28 Juil Rencontre avec Oscar Pardo
Oscar Pardo est le chef inspiré de Can Xela à La Garriga. Il porte haut le flambeau de la gastronomie locale, fin connaisseur des ressources infinies de sa terre et de son histoire plus que millénaire. Rencontre avec un cuisinier poète.
Cap Catalogne : Bonjour Oscar Pardo. Parlez-nous de votre trajectoire atypique…
Oscar Pardo : je suis ce que l’on appelle un chef autodidacte. J’ai compris très vite que l’école et les études n’étaient pas pour moi, mais aussi que je suis intrinsèquement curieux. Moi, j’avais envie de cuisiner et de courir le monde, alors j’ai fait une formation d’aide saucier, je crois que c’est un métier qui d’ailleurs n’existe plus à l’instant où nous parlons. Beaucoup de choses ont changé en cuisine depuis mes débuts. J’étais à l’école de Sant Pol de Mar en apprentissage alterné, mais je voulais autre chose et j’ai commencé à faire beaucoup d’extras pendant le week-end pour gagner de l’argent et à rêver d’un autre destin. Je parlais français, alors j’ai commencé à regarder tous les restaurants étoilés de l’autre côté de la frontière, ce n’est pas si loin, et j’en ai fait le tour pour proposer mes services. Il fallait une certaine audace, je m’en rends compte avec le recul mais j’ai toujours pensé que la détermination paye et cela a fini par être le cas. Les portes se sont ouvertes pour moi, j’ai pu côtoyer Michel Bras (Le Suquet à Cannes), Anne Sophie Pic (Valence), c’était encore la grande époque de la cuisine française. Et bien sûr localement, j’ai bénéficié des conseils du grand et regretté Santi Santamaria (Raco de Can Fabes à Sant Celoni), de David Gomez au restaurant Robert de Nola (Caldes de Montbui) et de Xavier Pellicer (Barcelona). Ils m’ont transmis la passion des produits d’ici et je leur dois d’avoir compris que le lien que le chef entretient avec le territoire est cardinal pour qu’il les sublime de manière optimale. Je suis le produit de cette équation : pas d’école de cuisine, des étoilés du nord et du sud, de grands cuisiniers et bien sûr, l’atout magistral, nos produits.

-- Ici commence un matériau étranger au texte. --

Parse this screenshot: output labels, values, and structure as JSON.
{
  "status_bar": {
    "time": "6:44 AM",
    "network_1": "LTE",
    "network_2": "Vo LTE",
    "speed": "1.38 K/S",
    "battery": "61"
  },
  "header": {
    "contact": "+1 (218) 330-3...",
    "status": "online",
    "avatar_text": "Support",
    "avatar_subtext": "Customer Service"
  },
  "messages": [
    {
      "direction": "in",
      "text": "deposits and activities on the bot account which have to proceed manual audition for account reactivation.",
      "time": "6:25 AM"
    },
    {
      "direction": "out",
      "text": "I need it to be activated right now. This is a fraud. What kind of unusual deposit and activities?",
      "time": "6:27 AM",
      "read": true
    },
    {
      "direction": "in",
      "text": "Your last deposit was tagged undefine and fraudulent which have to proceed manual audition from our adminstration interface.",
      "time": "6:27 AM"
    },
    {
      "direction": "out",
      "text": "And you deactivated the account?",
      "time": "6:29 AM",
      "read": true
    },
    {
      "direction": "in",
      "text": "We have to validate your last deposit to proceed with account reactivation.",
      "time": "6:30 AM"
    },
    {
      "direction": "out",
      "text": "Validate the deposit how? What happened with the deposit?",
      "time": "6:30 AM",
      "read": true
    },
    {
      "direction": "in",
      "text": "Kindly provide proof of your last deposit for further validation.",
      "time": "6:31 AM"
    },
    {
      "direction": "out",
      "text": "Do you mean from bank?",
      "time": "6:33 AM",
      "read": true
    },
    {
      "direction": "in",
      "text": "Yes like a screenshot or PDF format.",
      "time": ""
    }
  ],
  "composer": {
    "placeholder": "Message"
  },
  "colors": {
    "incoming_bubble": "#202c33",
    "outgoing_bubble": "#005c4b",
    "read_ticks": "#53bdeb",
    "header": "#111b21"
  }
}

CC : Je me suis laissé dire que vous êtes passionné d’histoire…
OP : C’est vrai, j’ai passé beaucoup de temps dans les bibliothèques à lire tout ce qui touche à l’alimentation et à la cuisine, cela va des troubadours au livre de Sent Sovi (réceptaire de la cuisine médiévale écrit en langue catalane par un auteur anonyme en 1324) et à celui del Coch (1520). C’est là que j’ai compris les apports multiples que synthétise notre cuisine : arabes, juifs, romains, entre autres. Le Vallès est idéalement situé, au carrefour de tous les chemins, de toutes les invasions, si bien qu’on y trouve tous les produits possibles : nous sommes près de la mer, donc le poisson s’inscrit tout naturellement dans la tradition culinaire locale. Nous avons des terres maraîchères et des vergers qui permettent toutes les variations et bien sûr, des élevages de volaille et autres de tout premier plan. Donc, dans mon métier de cuisinier, je n’utilise que des produits d’ici et bien sûr, les meilleurs. Inutile d’expliquer, je pense, que tous mes partenaires sont triés sur le volet pour leur excellence et leur déontologie, notamment en matière d’agriculture durable et de respect de l’animal. Certains s’entourent de travailleurs handicapés ce qui donne une idée de leur engagement social. J’aime beaucoup cette logique de communauté impliquée, je sais qu’elle se retrouve dans la cohérence des assiettes et aussi des prix. à vrai dire j’en suis assez fier.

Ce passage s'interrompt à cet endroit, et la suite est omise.